Eugenol administration improves liver damage induced by a fructose-rich diet

Document Type : Original Article


1 Department of Pathology, School of Medicine, Zahedan University of Medical Sciences, Zahedan, Iran

2 Student Research Committee, Zahedan University of Medical Sciences, Zahedan, Iran

3 Department of Physiology, School of Medicine, Ilam University of Medical Sciences, Ilam, Iran

4 Poursina Hakim Digestive Diseases Research Center, Isfahan University of Medical Sciences, Isfahan, Iran

5 Department of Physiology, School of Medicine, Zahedan University of Medical Sciences, Zahedan, Iran

6 Department of Physiology, School of Medicine; Pharmacology Research Center, Zahedan University of Medical Sciences, Zahedan, Iran


Backgrounds: The prevalence of metabolic syndrome (MetS) is increasing in developing countries that affects the liver in a variety of ways. This study was designed to investigate the protective role of eugenol on liver damage caused by fructose-induced MetS. Materials and Methods: Thirty male Wistar rats were randomly divided into five groups: 1: tap water (control), 2: fructose, 3: fructose + eugenol solvent, 4: fructose + eugenol 50 mg/kg, and 5: fructose + eugenol 100 mg/kg. At the end of the experiment, blood samples were taken for measurement fast blood glucose (FBG), serum glutamic-oxaloacetic transaminase (SGOT), serum glutamic pyruvate transaminase (SGPT), low-density lipoprotein, high-density lipoprotein, cholesterol, and triglyceride. Results: FBG significantly increased in Group 2 compared to Group 1 (P < 0.001); however, it significantly decreased in Groups 4 and 5 compared to Group 2 (P < 0.05). SGOT and SGPT levels significantly increased in Group 2 compared to the control group (P < 0.001).

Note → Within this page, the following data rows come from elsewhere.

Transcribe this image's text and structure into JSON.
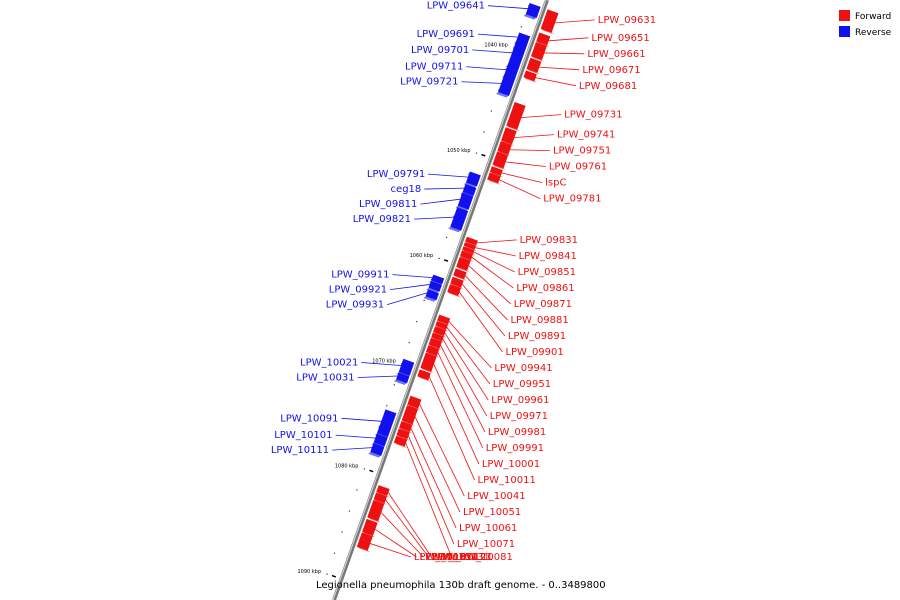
{
  "title": "Legionella pneumophila 130b draft genome. - 0..3489800",
  "colors": {
    "forward": "#ee1111",
    "reverse": "#1111ee",
    "backbone": "#999999"
  },
  "legend": [
    {
      "name": "Forward",
      "color": "#ee1111"
    },
    {
      "name": "Reverse",
      "color": "#1111ee"
    }
  ],
  "axis": {
    "start_kbp": 1035,
    "end_kbp": 1092,
    "unit": "kbp"
  },
  "ticks": [
    {
      "kbp": 1040,
      "label": "1040 kbp"
    },
    {
      "kbp": 1050,
      "label": "1050 kbp"
    },
    {
      "kbp": 1060,
      "label": "1060 kbp"
    },
    {
      "kbp": 1070,
      "label": "1070 kbp"
    },
    {
      "kbp": 1080,
      "label": "1080 kbp"
    },
    {
      "kbp": 1090,
      "label": "1090 kbp"
    }
  ],
  "genes": [
    {
      "name": "LPW_09631",
      "strand": "+",
      "start": 1035.8,
      "end": 1037.6
    },
    {
      "name": "LPW_09641",
      "strand": "-",
      "start": 1035.8,
      "end": 1036.8
    },
    {
      "name": "LPW_09651",
      "strand": "+",
      "start": 1038.0,
      "end": 1038.8
    },
    {
      "name": "LPW_09661",
      "strand": "+",
      "start": 1038.9,
      "end": 1040.2
    },
    {
      "name": "LPW_09671",
      "strand": "+",
      "start": 1040.4,
      "end": 1041.4
    },
    {
      "name": "LPW_09681",
      "strand": "+",
      "start": 1041.6,
      "end": 1042.2
    },
    {
      "name": "LPW_09691",
      "strand": "-",
      "start": 1038.6,
      "end": 1039.4
    },
    {
      "name": "LPW_09701",
      "strand": "-",
      "start": 1039.4,
      "end": 1041.6
    },
    {
      "name": "LPW_09711",
      "strand": "-",
      "start": 1041.6,
      "end": 1042.6
    },
    {
      "name": "LPW_09721",
      "strand": "-",
      "start": 1042.6,
      "end": 1044.2
    },
    {
      "name": "LPW_09731",
      "strand": "+",
      "start": 1044.6,
      "end": 1046.8
    },
    {
      "name": "LPW_09741",
      "strand": "+",
      "start": 1047.0,
      "end": 1048.2
    },
    {
      "name": "LPW_09751",
      "strand": "+",
      "start": 1048.3,
      "end": 1049.2
    },
    {
      "name": "LPW_09761",
      "strand": "+",
      "start": 1049.3,
      "end": 1050.5
    },
    {
      "name": "lspC",
      "strand": "+",
      "start": 1050.7,
      "end": 1051.2
    },
    {
      "name": "LPW_09781",
      "strand": "+",
      "start": 1051.3,
      "end": 1051.9
    },
    {
      "name": "LPW_09791",
      "strand": "-",
      "start": 1051.8,
      "end": 1052.8
    },
    {
      "name": "ceg18",
      "strand": "-",
      "start": 1053.0,
      "end": 1053.7
    },
    {
      "name": "LPW_09811",
      "strand": "-",
      "start": 1053.8,
      "end": 1055.0
    },
    {
      "name": "LPW_09821",
      "strand": "-",
      "start": 1055.2,
      "end": 1057.0
    },
    {
      "name": "LPW_09831",
      "strand": "+",
      "start": 1057.4,
      "end": 1057.8
    },
    {
      "name": "LPW_09841",
      "strand": "+",
      "start": 1057.9,
      "end": 1058.2
    },
    {
      "name": "LPW_09851",
      "strand": "+",
      "start": 1058.3,
      "end": 1058.6
    },
    {
      "name": "LPW_09861",
      "strand": "+",
      "start": 1058.7,
      "end": 1059.2
    },
    {
      "name": "LPW_09871",
      "strand": "+",
      "start": 1059.3,
      "end": 1060.2
    },
    {
      "name": "LPW_09881",
      "strand": "+",
      "start": 1060.4,
      "end": 1061.0
    },
    {
      "name": "LPW_09891",
      "strand": "+",
      "start": 1061.2,
      "end": 1061.8
    },
    {
      "name": "LPW_09901",
      "strand": "+",
      "start": 1061.9,
      "end": 1062.6
    },
    {
      "name": "LPW_09911",
      "strand": "-",
      "start": 1061.6,
      "end": 1062.1
    },
    {
      "name": "LPW_09921",
      "strand": "-",
      "start": 1062.2,
      "end": 1062.8
    },
    {
      "name": "LPW_09931",
      "strand": "-",
      "start": 1063.0,
      "end": 1063.6
    },
    {
      "name": "LPW_09941",
      "strand": "+",
      "start": 1064.8,
      "end": 1065.3
    },
    {
      "name": "LPW_09951",
      "strand": "+",
      "start": 1065.4,
      "end": 1065.8
    },
    {
      "name": "LPW_09961",
      "strand": "+",
      "start": 1065.9,
      "end": 1066.4
    },
    {
      "name": "LPW_09971",
      "strand": "+",
      "start": 1066.5,
      "end": 1066.9
    },
    {
      "name": "LPW_09981",
      "strand": "+",
      "start": 1067.0,
      "end": 1067.6
    },
    {
      "name": "LPW_09991",
      "strand": "+",
      "start": 1067.7,
      "end": 1068.3
    },
    {
      "name": "LPW_10001",
      "strand": "+",
      "start": 1068.4,
      "end": 1069.8
    },
    {
      "name": "LPW_10011",
      "strand": "+",
      "start": 1070.0,
      "end": 1070.6
    },
    {
      "name": "LPW_10021",
      "strand": "-",
      "start": 1069.6,
      "end": 1070.8
    },
    {
      "name": "LPW_10031",
      "strand": "-",
      "start": 1070.9,
      "end": 1071.5
    },
    {
      "name": "LPW_10041",
      "strand": "+",
      "start": 1072.5,
      "end": 1073.3
    },
    {
      "name": "LPW_10051",
      "strand": "+",
      "start": 1073.4,
      "end": 1074.8
    },
    {
      "name": "LPW_10061",
      "strand": "+",
      "start": 1074.9,
      "end": 1075.5
    },
    {
      "name": "LPW_10071",
      "strand": "+",
      "start": 1075.6,
      "end": 1076.2
    },
    {
      "name": "LPW_10081",
      "strand": "+",
      "start": 1076.3,
      "end": 1076.9
    },
    {
      "name": "LPW_10091",
      "strand": "-",
      "start": 1074.4,
      "end": 1076.6
    },
    {
      "name": "LPW_10101",
      "strand": "-",
      "start": 1076.7,
      "end": 1077.5
    },
    {
      "name": "LPW_10111",
      "strand": "-",
      "start": 1077.6,
      "end": 1078.4
    },
    {
      "name": "LPW_10121",
      "strand": "+",
      "start": 1081.0,
      "end": 1081.6
    },
    {
      "name": "LPW_10131",
      "strand": "+",
      "start": 1081.7,
      "end": 1082.3
    },
    {
      "name": "LPW_10141",
      "strand": "+",
      "start": 1082.4,
      "end": 1084.0
    },
    {
      "name": "LPW_10151",
      "strand": "+",
      "start": 1084.2,
      "end": 1085.4
    },
    {
      "name": "LPW_10161",
      "strand": "+",
      "start": 1085.5,
      "end": 1086.8
    }
  ]
}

However, SGOT and SGPT levels significantly decreased in Groups 4 and 5. Malondialdehyde (MDA) and liver tissue damage score (LTDS) significantly increased in Group 2 compared with the control group (P < 0.01), whereas MDA and LTDS decreased in Groups 4 and 5 compared to Group 2 (P < 0.05). Conclusion: Eugenol may ameliorate liver damage in a rat model of fructose-induced MetS, and these protective effects may in part be mediated by improving antioxidant status and reducing oxidative stress and lipid peroxidation. It may also reduce hepatic inflammation and fat accumulation as well as fibrosis of liver cells.